Saab est une ancienne filiale de General Motors, qui a toujours son mot à dire sur l'avenir de la marque suédoise. GM a gardé la propriété de certains brevets utilisés dans les voitures de Saab. C'est pour cette raison que l'américain s'oppose à la vente de la marque à des groupes chinois.
"Chacune des propositions entraînerait directement ou indirectement le transfert du contrôle ou de la propriété de l'entreprise d'une façon qui serait préjudiciable à GM et à ses actionnaires. GM ne peut apporter son soutien à aucune des solutions proposées en leur état actuel", explique GM.

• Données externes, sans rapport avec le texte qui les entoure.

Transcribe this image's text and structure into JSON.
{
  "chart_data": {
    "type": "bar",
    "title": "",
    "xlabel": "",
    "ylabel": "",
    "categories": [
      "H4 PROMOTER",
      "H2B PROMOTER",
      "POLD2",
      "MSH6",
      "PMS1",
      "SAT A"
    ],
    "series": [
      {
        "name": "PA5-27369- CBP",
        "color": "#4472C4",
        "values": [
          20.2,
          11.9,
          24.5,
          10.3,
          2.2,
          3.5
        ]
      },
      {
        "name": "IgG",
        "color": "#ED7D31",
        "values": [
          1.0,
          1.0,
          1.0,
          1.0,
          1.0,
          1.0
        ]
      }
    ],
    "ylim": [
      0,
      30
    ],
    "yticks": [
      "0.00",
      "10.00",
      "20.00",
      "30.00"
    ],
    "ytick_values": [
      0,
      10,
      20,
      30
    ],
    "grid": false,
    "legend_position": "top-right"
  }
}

Le groupe Swedish Automobile, propriétaire actuel de Saab, a indiqué le 5 décembre être en pourparlers avec le constructeur automobile chinois Youngman et "une banque en Chine". Des médias suédois affirment que Swedish Automobile a accepté de vendre 19,9% de Saab à Youngman et 29,9% à la Banque de Chine (étatique). Cet accord maintiendrait la participation chinoise au-dessous du seuil de 50%.